The expression is "premature optimization". And, Donald Knuth.
GC overhead is always hard to measure except end-to-end, because it is distributed over everything else that happens. Cache misses, TLB shoot-downs. Mitigations are very difficult to place.
Practically, you usually just have to settle for lower performance, and most people do. Double or triple your core count and memory allocation, and bull ahead.
Not my bailiwick but I feel like early Java's problem was a combination of everything not a simple primitive is an object that goes on the heap plus a GC optimized for batch throughput vs latency. Bonus it's Java all the way down to the bitter end.
I'm with you. One should look at latency requirements and the ratio of profit vs server costs when making a decision. AKA when your product generates $250k/month, you're paying three programmers $40k/month, and your AWS bill is $500/month isn't the time to try and shave pennies.
IMO, the text may be seen as a piece of advertising for a fictional "de-programming" (like they call it) treatment from a cult.
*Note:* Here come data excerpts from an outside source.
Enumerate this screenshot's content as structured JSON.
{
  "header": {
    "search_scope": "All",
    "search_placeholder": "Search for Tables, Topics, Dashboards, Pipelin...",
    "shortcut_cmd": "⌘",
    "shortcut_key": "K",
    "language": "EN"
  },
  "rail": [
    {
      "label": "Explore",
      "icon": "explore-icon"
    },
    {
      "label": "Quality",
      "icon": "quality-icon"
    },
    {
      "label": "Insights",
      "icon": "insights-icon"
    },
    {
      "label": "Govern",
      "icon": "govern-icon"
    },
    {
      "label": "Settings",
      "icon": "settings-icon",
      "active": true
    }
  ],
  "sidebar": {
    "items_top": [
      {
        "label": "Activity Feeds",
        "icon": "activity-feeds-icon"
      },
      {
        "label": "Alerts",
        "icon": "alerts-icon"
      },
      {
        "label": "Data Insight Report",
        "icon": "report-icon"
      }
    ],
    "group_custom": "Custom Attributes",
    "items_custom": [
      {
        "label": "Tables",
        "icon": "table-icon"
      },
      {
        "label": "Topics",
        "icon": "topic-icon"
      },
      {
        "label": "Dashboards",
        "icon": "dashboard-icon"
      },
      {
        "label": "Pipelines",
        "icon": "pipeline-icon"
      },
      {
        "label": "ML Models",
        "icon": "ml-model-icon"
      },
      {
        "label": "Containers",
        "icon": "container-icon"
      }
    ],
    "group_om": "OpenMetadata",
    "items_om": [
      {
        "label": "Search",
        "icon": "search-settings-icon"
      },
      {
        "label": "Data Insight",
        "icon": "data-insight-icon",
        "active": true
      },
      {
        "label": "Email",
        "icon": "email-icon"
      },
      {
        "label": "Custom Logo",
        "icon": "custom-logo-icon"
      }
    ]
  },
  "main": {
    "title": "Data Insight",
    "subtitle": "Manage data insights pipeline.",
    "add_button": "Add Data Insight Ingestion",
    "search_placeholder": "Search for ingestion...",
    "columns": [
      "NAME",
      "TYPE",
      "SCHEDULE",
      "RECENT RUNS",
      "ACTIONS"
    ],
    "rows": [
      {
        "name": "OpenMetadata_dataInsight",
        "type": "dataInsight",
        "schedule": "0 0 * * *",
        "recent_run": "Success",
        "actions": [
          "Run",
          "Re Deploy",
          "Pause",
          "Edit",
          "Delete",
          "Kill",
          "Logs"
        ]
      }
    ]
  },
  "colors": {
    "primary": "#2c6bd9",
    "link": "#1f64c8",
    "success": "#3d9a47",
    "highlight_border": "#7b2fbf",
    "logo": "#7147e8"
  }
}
However, it's written for an abstract general kind of cult, described only in terms of what is common about several cults. It's not specific about anything. Just like well done cold reading: it's right, but unspecific.
I believe the idea is that you identify some of the things you're doing in your life as a cult (guided by the general features given in the text) and pay more attention to them. The text, however, is vague enough to classify a lot of things as cults, even though you/I/we may believe these aren't.